2) Control loop:

2.1) PID Controller (Proportional Integral Derivative)

In my UAV, I control 4 orders, that correspond to the 4 channels of the original Radio Control. I use 4 independent PID controllers.

For longitudinal and lateral displacement, I need a little bit more geometry. I compute the 2D position and speed error in the UAV frame of reference, from the 2D position and speed error already computed in the absolute frame of reference. All these geometry can look too much complex, and require a lot of computing power...
But this is a choice: With it, I can directly work at the absolute frame of reference. I directly sends 3D coordinates in this frame. All the algorithm takes that naturally. The algorithm automatically adapts itself to the UAV orientation, and to the sensor used (sonar, Wii camera). This very appreciable. The algorithm is therefore quite flexible, and can easily adapt to a new situation, a new scenario.

For the yaw controller, the motor controller (from E-Sly) already has a gyroscope inside, that already makes a correction of the yaw error. Therefore, for the yaw channel, I have to remove the derivative term of the PID. This is only a PI for the yaw channel. The motor controller also makes the mixing for the 2 motors, and I just have to send throttle and yaw orders.

Here is an example of log for tuning the altitude PID:

2.2) Setpoint smoothing:

In order to have a smooth displacement, and in order for the controller to follow the setpoints, I cannot switch instantaneously between 2 setpoints separated from several meters for example. The setpoint is therefore decomposed, smoothed. The 3D setpoint has a smooth displacement, with a maximum speed. I only programmed a speed limitation, and not acceleration limitation (= speed ramps = trapezoidal speed), because it was not necessary.

This decomposition is computed in real time. This means that the final goal can be switched at any time, even during a displacement. The decomposition naturally continues to the new goal.

3) High level - supervisor:

This part is called supervisor. It consists in setting the setpoints for the PID. The setpoints are directly set at the absolute frame : 3D position and yaw orientation. Therefore, this part is very simple, and do not worry about which sensor is used. During a displacement, the sensor used can vary (switch from sonar to wii camera) without any influence on the way to give setpoints.

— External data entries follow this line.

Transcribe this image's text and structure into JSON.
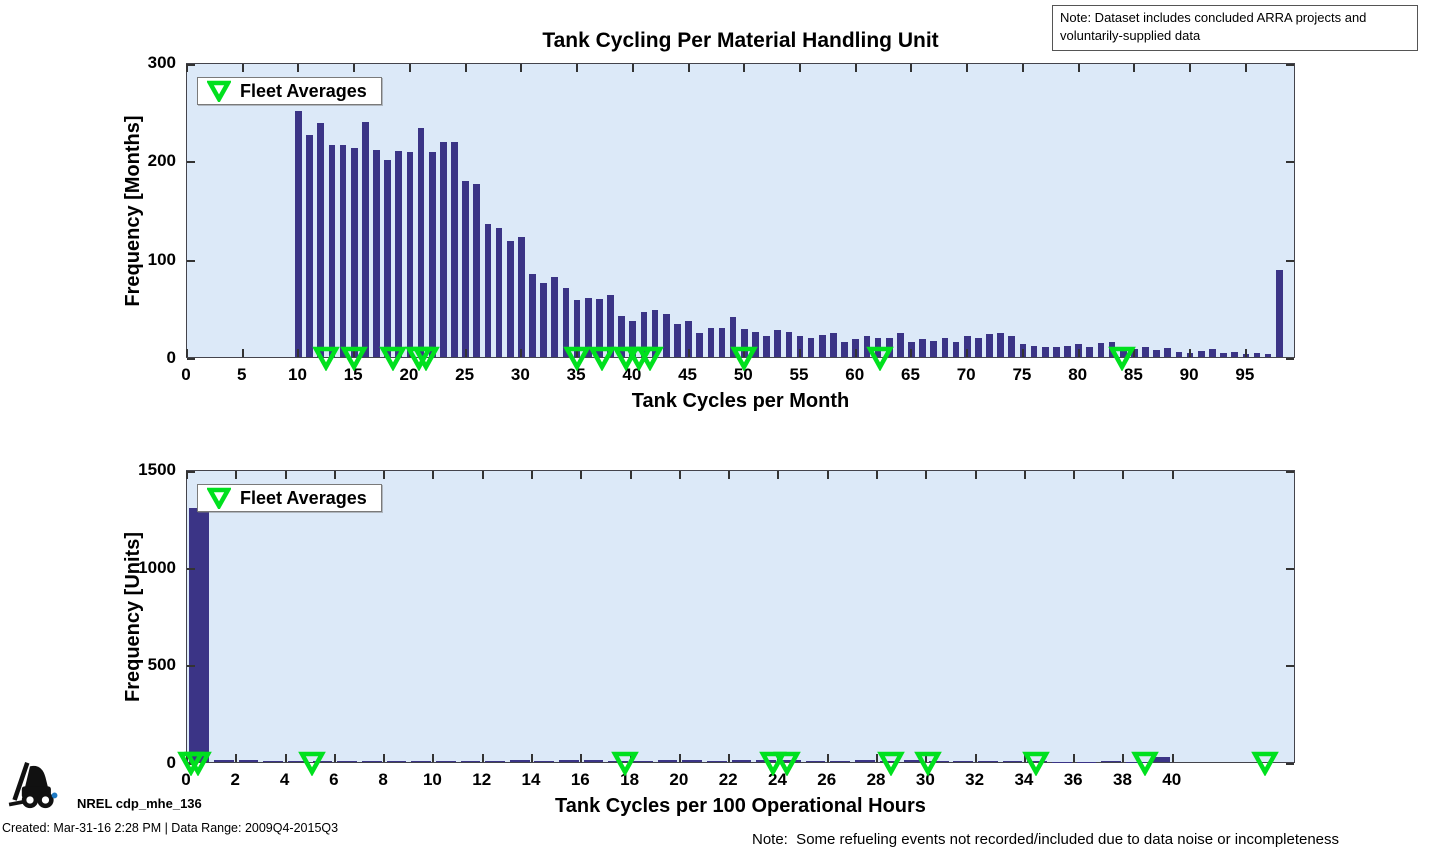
{
  "figure": {
    "note_top_right": "Note: Dataset includes concluded ARRA projects and voluntarily-supplied data",
    "note_bottom_right": "Note:  Some refueling events not recorded/included due to data noise or incompleteness",
    "footer": {
      "logo_icon": "forklift-icon",
      "label": "NREL cdp_mhe_136",
      "created": "Created: Mar-31-16 2:28 PM | Data Range: 2009Q4-2015Q3"
    },
    "colors": {
      "bar": "#3b3486",
      "plot_background": "#dce9f8",
      "fleet_marker_green": "#00e01e",
      "axis": "#333333"
    }
  },
  "chart_data": [
    {
      "type": "bar",
      "title": "Tank Cycling Per Material Handling Unit",
      "xlabel": "Tank Cycles per Month",
      "ylabel": "Frequency [Months]",
      "xlim": [
        0,
        99.5
      ],
      "ylim": [
        0,
        300
      ],
      "xticks": [
        0,
        5,
        10,
        15,
        20,
        25,
        30,
        35,
        40,
        45,
        50,
        55,
        60,
        65,
        70,
        75,
        80,
        85,
        90,
        95
      ],
      "yticks": [
        0,
        100,
        200,
        300
      ],
      "grid": false,
      "legend": {
        "label": "Fleet Averages",
        "marker": "green-triangle-down-icon",
        "position": "top-left"
      },
      "bar_width": 0.6,
      "x": [
        10,
        11,
        12,
        13,
        14,
        15,
        16,
        17,
        18,
        19,
        20,
        21,
        22,
        23,
        24,
        25,
        26,
        27,
        28,
        29,
        30,
        31,
        32,
        33,
        34,
        35,
        36,
        37,
        38,
        39,
        40,
        41,
        42,
        43,
        44,
        45,
        46,
        47,
        48,
        49,
        50,
        51,
        52,
        53,
        54,
        55,
        56,
        57,
        58,
        59,
        60,
        61,
        62,
        63,
        64,
        65,
        66,
        67,
        68,
        69,
        70,
        71,
        72,
        73,
        74,
        75,
        76,
        77,
        78,
        79,
        80,
        81,
        82,
        83,
        84,
        85,
        86,
        87,
        88,
        89,
        90,
        91,
        92,
        93,
        94,
        95,
        96,
        97,
        98
      ],
      "values": [
        250,
        226,
        238,
        216,
        216,
        213,
        239,
        211,
        200,
        210,
        208,
        233,
        208,
        219,
        219,
        179,
        176,
        135,
        131,
        118,
        122,
        84,
        75,
        81,
        70,
        58,
        60,
        59,
        63,
        42,
        37,
        46,
        48,
        44,
        34,
        37,
        24,
        30,
        29,
        41,
        28,
        25,
        21,
        27,
        25,
        21,
        19,
        22,
        24,
        15,
        18,
        21,
        19,
        19,
        24,
        15,
        18,
        16,
        19,
        15,
        21,
        19,
        23,
        24,
        21,
        13,
        11,
        10,
        10,
        11,
        13,
        10,
        14,
        15,
        8,
        8,
        10,
        7,
        9,
        5,
        4,
        6,
        8,
        4,
        5,
        3,
        4,
        3,
        88
      ],
      "fleet_averages": [
        12.6,
        15.1,
        18.6,
        20.9,
        21.5,
        35.1,
        37.3,
        39.5,
        40.6,
        41.6,
        50.1,
        62.3,
        84.0
      ]
    },
    {
      "type": "bar",
      "title": "",
      "xlabel": "Tank Cycles per 100 Operational Hours",
      "ylabel": "Frequency [Units]",
      "xlim": [
        0,
        45
      ],
      "ylim": [
        0,
        1500
      ],
      "xticks": [
        0,
        2,
        4,
        6,
        8,
        10,
        12,
        14,
        16,
        18,
        20,
        22,
        24,
        26,
        28,
        30,
        32,
        34,
        36,
        38,
        40
      ],
      "yticks": [
        0,
        500,
        1000,
        1500
      ],
      "grid": false,
      "legend": {
        "label": "Fleet Averages",
        "marker": "green-triangle-down-icon",
        "position": "top-left"
      },
      "bar_width": 0.8,
      "x": [
        0.5,
        1.5,
        2.5,
        3.5,
        4.5,
        5.5,
        6.5,
        7.5,
        8.5,
        9.5,
        10.5,
        11.5,
        12.5,
        13.5,
        14.5,
        15.5,
        16.5,
        17.5,
        18.5,
        19.5,
        20.5,
        21.5,
        22.5,
        23.5,
        24.5,
        25.5,
        26.5,
        27.5,
        28.5,
        29.5,
        30.5,
        31.5,
        32.5,
        33.5,
        34.5,
        35.5,
        36.5,
        37.5,
        38.5,
        39.5
      ],
      "values": [
        1300,
        12,
        9,
        3,
        4,
        3,
        3,
        3,
        3,
        3,
        3,
        3,
        3,
        8,
        7,
        8,
        8,
        5,
        4,
        9,
        8,
        5,
        11,
        10,
        8,
        7,
        5,
        9,
        7,
        8,
        5,
        7,
        4,
        5,
        3,
        2,
        2,
        3,
        2,
        28
      ],
      "fleet_averages": [
        0.2,
        0.5,
        5.1,
        17.8,
        23.8,
        24.4,
        28.6,
        30.1,
        34.5,
        38.9,
        43.8
      ]
    }
  ]
}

The supervisor is called if one of the following events occurs:

• Switching from manual to automatic control
• Switching from automatic to manual control
• Setpoint reach for all 4 PID
• Impossible to estimate position

4) Tasks sequencer:

This part is the sequencer. This allow to call the different parts of the software regularly, but at different frequencies. I do not use the "threading" capability of the ".Net MicroFramework", because it uses too much computing power. Even without this functionality, this part is very easy to program, because almost all tasks are called at a fixed period, and are called systematically (except the supervisor).

Here is a list of the software tasks called by the sequencer:

5) Transition between autopilot and manual control :

These transitions are managed by the supervisor and the sequencer. A dedicated push is located on the Radio Control, and enables to trigger some actions, without releasing the joysticks. When this push is pressed, I can trigger several actions, depending on the situation:

• When motors are off, I make a re-initialization of the UAV : all parameters are set to their initial values, without the need to reset the board. Reseting the board would take more time : 15 to 20 seconds.
• When motors are off but the UAV lays on the ground : I trigger a take off. And then, the supervisor conducts the programmed scenario in autopilot mode.
• When flying : the supervisor conducts the programmed scenario in autopilot mode. If it was already in autopilot mode, then the scenario is rewound from the initial action.

A movement of one of the joystick (one of the 4 channels) immediately deactivates the autopilot mode, and the user has manual control. Therefore, there is no need to press a button or a switch. This is a natural way to take control of the UAV. But I have to be careful : the manual recovery can be rough.

Fail-Safe (software):
If one information fails (sensor failure, connector disconnected), then the software decides to go immediately to manual control, and forbid automatic control. This did not took place often, but this surprises!

Before I programmed this fail safe, I encountered one situation that frightened me: as a result of a very strong landing, the 2 boards disconnected from each others. The motherboard did not have information from any sensor anymore. As a result, the PID immediately saturated. The throttle and yaw order immediately went to MAXIMUM position! I just had enough time to react rapidly. But I realized that a fail-safe was missing on my software.